My own outlook for the rest of this year is for continued sluggish growth and weakness in labor markets. My 2008 forecast is for GDP growth of around 1.7 percent, which is near the upper end of the range of FOMC participants’ projections...The recent failure of IndyMac and the problems of Fannie Mae and Freddie Mac are the most recent events that have shaken confidence in our financial institutions and markets. This has raised the uncertainty surrounding forecasts for the economy, including my own. As I have said before, and as these recent events demonstrate, the road to recovery is likely to be a bumpy one.
Nevertheless, I continue to be generally more optimistic about 2009. As the housing market gradually completes its necessary adjustments and investors and the public regain confidence in financial markets, economic growth should return to its long-run trend of about 2¾ percent next year and the unemployment rate will gradually decline to about 5¼ percent by the end of 2009.
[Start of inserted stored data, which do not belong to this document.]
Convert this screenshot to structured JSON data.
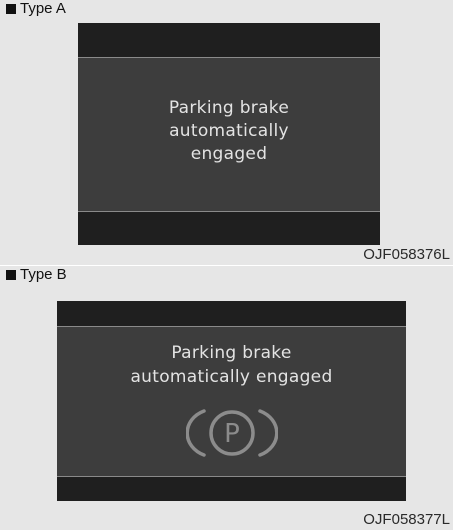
{
  "type_a": {
    "label": "Type A",
    "message_lines": [
      "Parking brake",
      "automatically",
      "engaged"
    ],
    "code": "OJF058376L"
  },
  "type_b": {
    "label": "Type B",
    "message_lines": [
      "Parking brake",
      "automatically engaged"
    ],
    "icon": "parking-brake-icon",
    "icon_letter": "P",
    "code": "OJF058377L"
  },
  "colors": {
    "panel_background": "#e6e6e6",
    "screen_background": "#3d3d3d",
    "screen_bar": "#1f1f1f",
    "screen_text": "#e3e3e3"
  }
}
My outlook is that headline personal consumption expenditure (PCE) inflation will remain near 4 percent in 2008, reflecting in part the increase in energy prices. I expect core PCE inflation to be around 2½ percent this year.
In 2009, as energy and other commodity prices level off, I expect both measures of inflation to be lower — in the 2 to 2¼ percent range by the end of next year — provided we set monetary policy appropriately to restrain inflation and keep inflation expectations well-anchored.